Uyku üç nevidir:
Birincisi:
Gayluledir ki, fecirden sonra tâ vakt-i kerahet bitinceye kadardır.
Bu uyku, rızkın noksaniyetine ve bereketsizliğine hadîsçe sebebiyet verdiği için, hilaf-ı sünnettir.
Çünki rızık için sa'yetmenin mukaddematını ihzar etmenin en münasib zamanı, serinlik vaktidir.
Bu vakit geçtikten sonra bir rehavet ârız olur.
O günkü sa'ye ve dolayısıyla da rızka zarar verdiği gibi, bereketsizliğe de sebebiyet verdiği, çok tecrübelerle sabit olmuştur.
İkincisi:
Feyluledir ki, ikindi namazından sonra mağribe kadardır.

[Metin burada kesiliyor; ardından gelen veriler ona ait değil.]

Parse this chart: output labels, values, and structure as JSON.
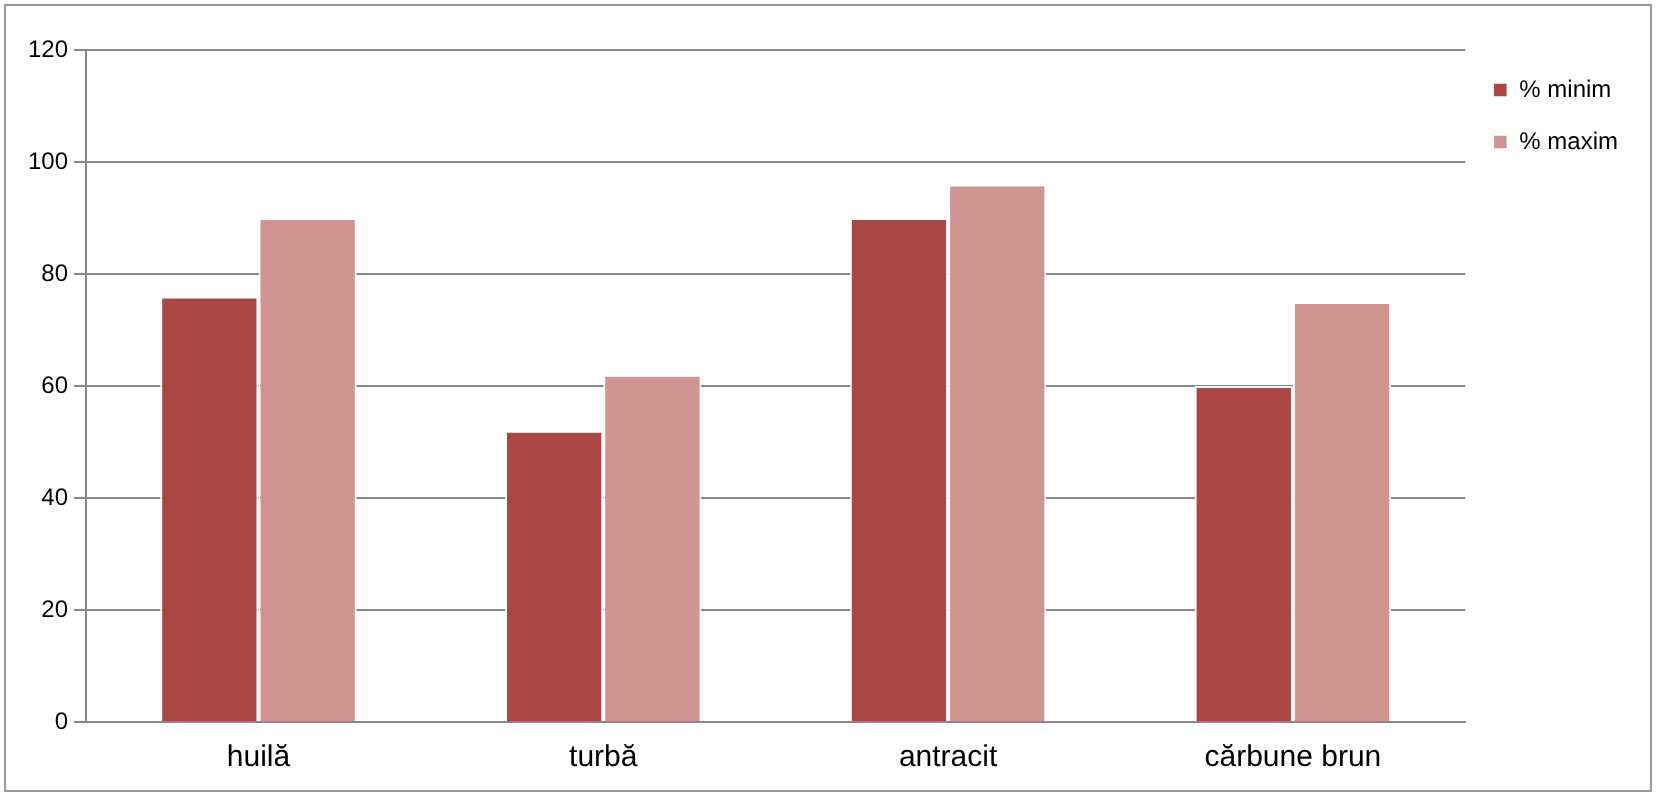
{
  "chart_data": {
    "type": "bar",
    "categories": [
      "huilă",
      "turbă",
      "antracit",
      "cărbune brun"
    ],
    "series": [
      {
        "name": "% minim",
        "color": "#aa4643",
        "values": [
          76,
          52,
          90,
          60
        ]
      },
      {
        "name": "% maxim",
        "color": "#d09593",
        "values": [
          90,
          62,
          96,
          75
        ]
      }
    ],
    "ylim": [
      0,
      120
    ],
    "yticks": [
      0,
      20,
      40,
      60,
      80,
      100,
      120
    ],
    "grid": "y",
    "legend": "top right"
  }
}
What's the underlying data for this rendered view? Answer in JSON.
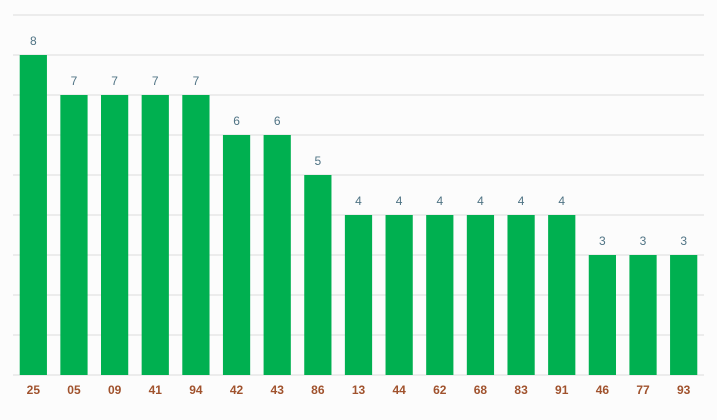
{
  "chart_data": {
    "type": "bar",
    "categories": [
      "25",
      "05",
      "09",
      "41",
      "94",
      "42",
      "43",
      "86",
      "13",
      "44",
      "62",
      "68",
      "83",
      "91",
      "46",
      "77",
      "93"
    ],
    "values": [
      8,
      7,
      7,
      7,
      7,
      6,
      6,
      5,
      4,
      4,
      4,
      4,
      4,
      4,
      3,
      3,
      3
    ],
    "color": "#00b050",
    "ylim": [
      0,
      9
    ],
    "yticks": [
      0,
      1,
      2,
      3,
      4,
      5,
      6,
      7,
      8,
      9
    ],
    "tick_labels": false,
    "grid": true
  }
}
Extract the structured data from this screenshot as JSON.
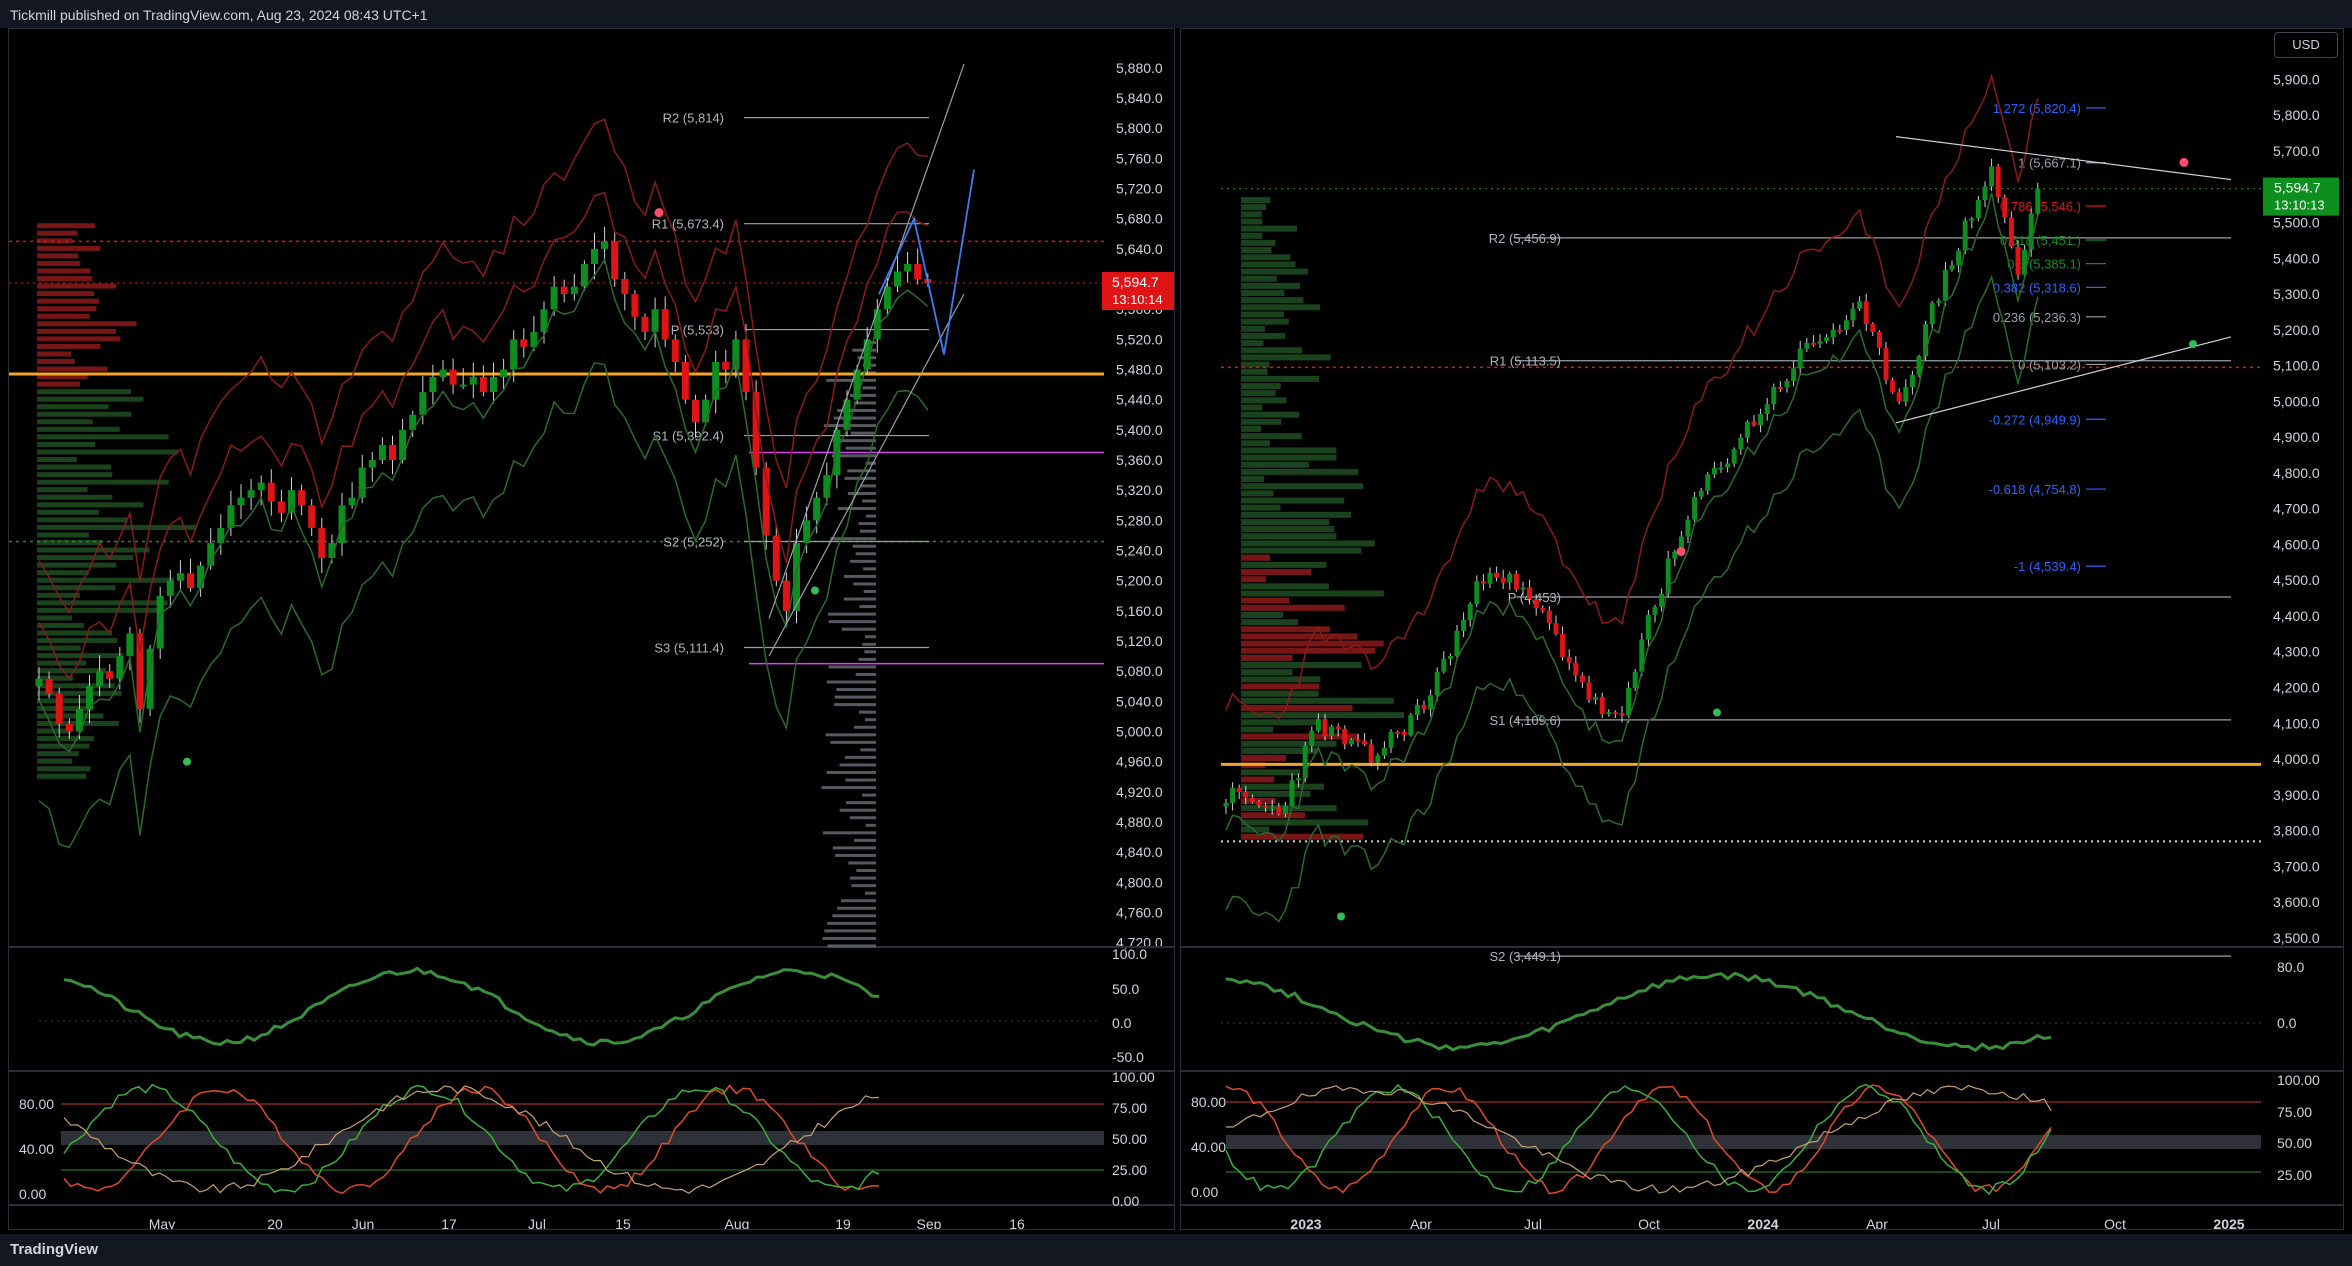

Bu uyku ömrün noksaniyetine, yani uykudan gelen sersemlik cihetiyle o günkü ömrü nevm-âlûd, yarı uyku, kısacık bir şekil aldığından maddî bir noksaniyet gösterdiği gibi; manevî cihetiyle de o gün hayatının maddî ve manevî neticesi ekseriya ikindiden sonra tezahür ettiğinden, o vakti uyku ile geçirmek, o neticeyi görmemek hükmüne geçtiğinden, güya o günü yaşamamış gibi oluyor.
Üçüncüsü:
Kayluledir ki, bu uyku sünnet-i seniyedir.
Duha vaktinden, öğleden biraz sonraya kadardır.
Bu uyku, gece kıyamına sebebiyet verdiği için sünnet olmakla beraber, Ceziretü'l-Arab'da vaktü'z-zuhr denilen şiddet-i hararet zamanında bir ta'til-i eşgal, âdet-i kavmiye ve muhitiye olduğundan, o sünnet-i seniyeyi daha ziyade kuvvetlendirmiştir.
Bu uyku, hem ömrü, hem rızkı tezyide medardır.
Çünki yarım saat kaylule, iki saat gece uykusuna muadil gelir.
Demek ömrüne her gün bir buçuk saat ilâve ediyor.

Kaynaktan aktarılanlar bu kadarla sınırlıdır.